I did see. It was transforming under her hands into movie star hair.

“And then, if you want to curl it slightly, or put little kinks into it, it will fall perfectly into place.” She moved deftly with a curling iron, her hand darting in and out of my hair.

“I could never do that,” I said. “I just let my hair drip-dry.”

“Hmm,” Rosalie said, her face disapproving. She kept at it, clicking and clacking with the curling iron, moving with great speed and dexterity. “You should come to me always,” she said. “I understand your hair.”

“Okay.” I looked at myself in the mirror and barely recognized the blonde woman who looked back at me, perfectly coiffed and elegant, but sexy, too. “Thank you, Rosalie. I will definitely be back. My current hairdresser makes me look like a dandelion.”

“Hmm,” said Rosalie. “Okay. You wait now while I do Serafina.”

“Sure.” I moved to the bench and sat next to old Nonno. He had returned, mollified by his Giovanna, who had sworn a few more times that she loved him.

“Your granddaughter is beautiful,” I said.

He turned to smile at me; his face was slightly grizzled with gray hair, but he had surprisingly arresting eyes, which were also gray. “Yes, she is a beauty. Like a rose—full of thorns and pain, but so beautiful and irresistible.”

“I heard that, Nonno.” Giovanna stuck her tongue out at him in the long mirror.

Nonno shrugged. “You see?”

“Families can be complicated,” I said.

“Yes. You have a big family?”

“Just my parents, my brother, and me. And now Serafina, who married my brother.”

Nonno nodded. “And no husband for you? Why is this?”

I did not like the direction of the conversation. “I don't need a husband.”

He smiled. “A woman as beautiful as you? You should be on your fourth husband by now. Like Elizabeth Taylor.”

In spite of myself, I giggled. “I do not aspire to be like Elizabeth Taylor. Although she was lovely. And so was Richard Burton.”

“Yes. The man she could not do without, but she could not live with him, either.”

“I get that.”

“You have a Richard Burton?”

I sighed. “Long story, Nonno. Is it okay if I call you that? I've never heard that name before.”

“It means ‘Grandfather,'” he said. Then he stuck out his hand, which I shook automatically. “My name is Rick. I own the salon here”—he waved his hands vaguely at the room—“and I live on the top floor—at least at this time of year.”

That explained the slippers. “That's a good setup. You can check on your business without really leaving your house.”

“Yes. It is handy. But only one of my businesses.”

“Wow. You are an entrepreneur. I guess that's how you'll pay for the wedding,” I joked.

He threw his head back and opened his mouth, but no laugh came out. It was a pantomime of a laugh. Then he was serious again. “You live in Chicago? Here in the building?”

“No—I live in Pine Haven. I'm just visiting my brother.”

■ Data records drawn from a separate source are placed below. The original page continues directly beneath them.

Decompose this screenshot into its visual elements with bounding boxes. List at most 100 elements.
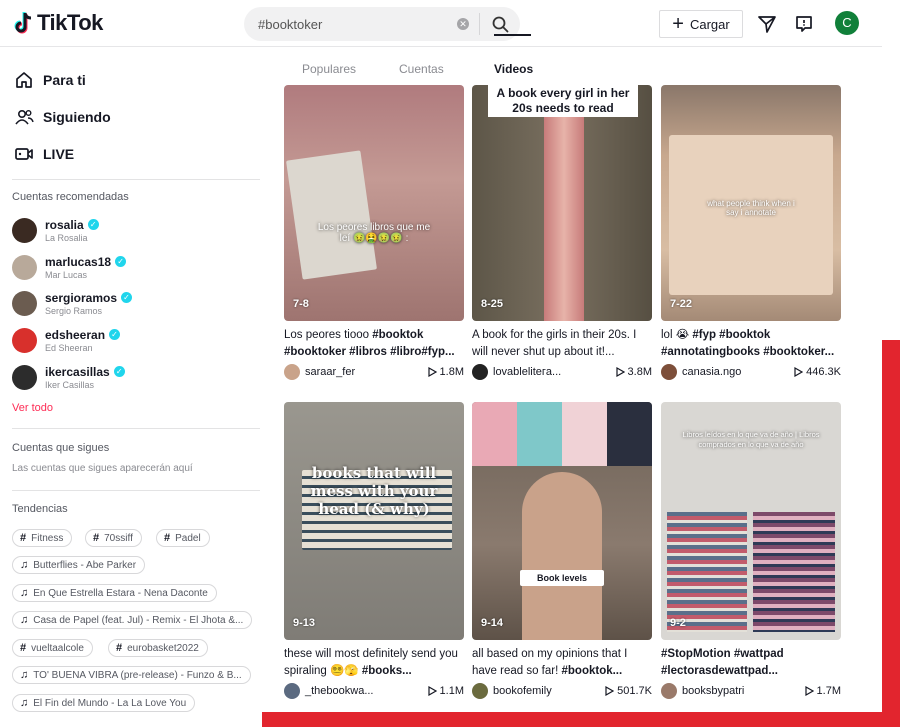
caption-text: lol 😭 [661,329,693,341]
nav-live[interactable]: LIVE [14,144,74,164]
trend-music[interactable]: ♫ Casa de Papel (feat. Jul) - Remix - El … [12,611,253,629]
logo-wordmark: TikTok [37,10,103,35]
play-icon [427,686,437,696]
account-edsheeran[interactable]: edsheeran ✓ Ed Sheeran [12,326,121,354]
account-name: marlucas18 [45,254,112,269]
video-thumbnail[interactable]: A book every girl in her 20s needs to re… [472,85,652,321]
verified-icon: ✓ [115,256,127,267]
messages-icon[interactable] [756,13,778,35]
video-caption[interactable]: #StopMotion #wattpad #lectorasdewattpad.… [661,646,841,680]
play-count: 1.1M [427,685,464,697]
profile-avatar[interactable]: C [835,11,859,35]
caption-text: A book for the girls in their 20s. I wil… [472,329,637,358]
video-date: 7-22 [670,298,693,310]
clear-search-icon[interactable]: ✕ [457,18,469,30]
account-subname: Ed Sheeran [45,342,93,353]
upload-button[interactable]: + Cargar [659,10,743,38]
video-author[interactable]: saraar_fer [305,366,428,378]
following-icon [14,107,34,127]
avatar[interactable] [661,364,677,380]
caption-tags[interactable]: #booktok... [562,665,623,677]
account-rosalia[interactable]: rosalia ✓ La Rosalia [12,216,99,244]
video-caption[interactable]: A book for the girls in their 20s. I wil… [472,327,652,361]
account-subname: Sergio Ramos [45,305,103,316]
tab-populares[interactable]: Populares [302,62,356,76]
account-sergioramos[interactable]: sergioramos ✓ Sergio Ramos [12,289,133,317]
hashtag-icon: # [164,532,171,544]
play-count-value: 3.8M [627,366,652,378]
trend-music[interactable]: ♫ Butterflies - Abe Parker [12,556,146,574]
upload-label: Cargar [689,16,730,32]
video-thumbnail[interactable]: books that will mess with your head (& w… [284,402,464,640]
trend-label: En Que Estrella Estara - Nena Daconte [33,587,208,599]
tiktok-logo[interactable]: TikTok [14,10,103,36]
play-icon [804,686,814,696]
trend-label: Padel [175,532,201,544]
video-meta: canasia.ngo 446.3K [661,364,841,380]
search-input[interactable]: #booktoker [244,17,457,32]
video-caption[interactable]: all based on my opinions that I have rea… [472,646,652,680]
avatar[interactable] [472,364,488,380]
caption-tags[interactable]: #books... [362,665,412,677]
trend-hashtag[interactable]: # vueltaalcole [12,639,93,657]
top-header: TikTok #booktoker ✕ + Cargar C [0,0,882,47]
plus-icon: + [672,13,684,35]
video-author[interactable]: lovableliteгa... [493,366,616,378]
person-image [522,472,602,640]
trend-label: Fitness [31,532,64,544]
trend-label: Casa de Papel (feat. Jul) - Remix - El J… [33,614,244,626]
video-caption[interactable]: lol 😭 #fyp #booktok #annotatingbooks #bo… [661,327,841,361]
video-author[interactable]: canasia.ngo [682,366,794,378]
search-bar: #booktoker ✕ [244,7,520,41]
trend-hashtag[interactable]: # eurobasket2022 [108,639,208,657]
music-note-icon: ♫ [20,559,29,571]
following-title: Cuentas que sigues [12,442,110,454]
book-image [286,150,377,280]
nav-para-ti[interactable]: Para ti [14,70,86,90]
play-count: 1.8M [427,366,464,378]
trend-hashtag[interactable]: #70ssiff [85,529,142,547]
tab-videos[interactable]: Videos [494,62,533,76]
play-count: 446.3K [794,366,841,378]
trend-hashtag[interactable]: # Padel [156,529,210,547]
trend-label: Butterflies - Abe Parker [33,559,137,571]
inbox-icon[interactable] [793,13,815,35]
caption-text: Los peores tiooo [284,329,373,341]
video-thumbnail[interactable]: Book levels 9-14 [472,402,652,640]
trend-label: vueltaalcole [31,642,84,654]
video-overlay-text: books that will mess with your head (& w… [310,464,438,518]
video-author[interactable]: _thebookwa... [305,685,428,697]
play-count-value: 1.7M [816,685,841,697]
sidebar-divider [12,490,260,491]
avatar[interactable] [284,683,300,699]
play-count-value: 1.1M [439,685,464,697]
trend-hashtag[interactable]: # Fitness [12,529,73,547]
video-thumbnail[interactable]: Libros leídos en lo que va de año | Libr… [661,402,841,640]
hashtag-icon: # [116,642,123,654]
caption-tags[interactable]: #StopMotion #wattpad #lectorasdewattpad.… [661,648,784,677]
trend-music[interactable]: ♫ El Fin del Mundo - La La Love You [12,694,196,712]
search-tabs: Populares Cuentas Videos [270,48,882,85]
avatar[interactable] [661,683,677,699]
video-author[interactable]: bookofemily [493,685,605,697]
video-caption[interactable]: Los peores tiooo #booktok #booktoker #li… [284,327,464,361]
see-all-link[interactable]: Ver todo [12,402,53,414]
trend-music[interactable]: ♫ TO' BUENA VIBRA (pre-release) - Funzo &… [12,666,251,684]
tab-cuentas[interactable]: Cuentas [399,62,444,76]
play-icon [794,367,804,377]
nav-label: Para ti [43,72,86,88]
account-ikercasillas[interactable]: ikercasillas ✓ Iker Casillas [12,363,125,391]
live-icon [14,144,34,164]
video-author[interactable]: booksbypatri [682,685,805,697]
video-caption[interactable]: these will most definitely send you spir… [284,646,464,680]
avatar[interactable] [472,683,488,699]
video-thumbnail[interactable]: Los peores libros que me leí 🤢🤮🤢🤢 : 7-8 [284,85,464,321]
video-overlay-text: what people think when i say i annotate [707,199,795,217]
play-count-value: 446.3K [806,366,841,378]
avatar[interactable] [284,364,300,380]
video-thumbnail[interactable]: what people think when i say i annotate … [661,85,841,321]
play-icon [427,367,437,377]
trend-music[interactable]: ♫ En Que Estrella Estara - Nena Daconte [12,584,217,602]
nav-siguiendo[interactable]: Siguiendo [14,107,111,127]
account-marlucas18[interactable]: marlucas18 ✓ Mar Lucas [12,253,127,281]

“Ah, lovely Pine Haven. I also have a residence there.”

“My parents would just love you. They're Realtors. They'd probably try to get you to upgrade.”

He nodded, as though he had already discussed this with my parents. “That's not a bad idea. Always something to consider. Do you have a card for them?”

“Uh—yes.” I retrieved the purse I had set at my feet and found a card in my wallet. “Here you go.”

He studied it with impressive attention. “Daniel Drake. And you are?”

“My name is Lilah Drake.”

“Lilah Drake of Pine Haven.” He smiled at me with avuncular charm. I caught a whiff of scented tobacco. The phone rang at the front desk, and Balbina answered.

“I don't know—I would have to ask our owner, Mr. Donato. Please hold.” Then she launched into a question in Italian, which began with, “Enrico,
per piacere
 . . .”

He answered her in Italian. A feeling of unease began to spread through me. Enrico. Mr. Donato. Someone had just used that name. . . .

“Oh no,” I said aloud.

He raised a thick pair of salty eyebrows. “Is something wrong?”

“You—I—nothing. Serafina, may I speak with you?”

She met my eyes in the long mirror and saw my distress. “Nonno, don't frighten Lilah with your war stories. She witnessed a terrible thing yesterday.”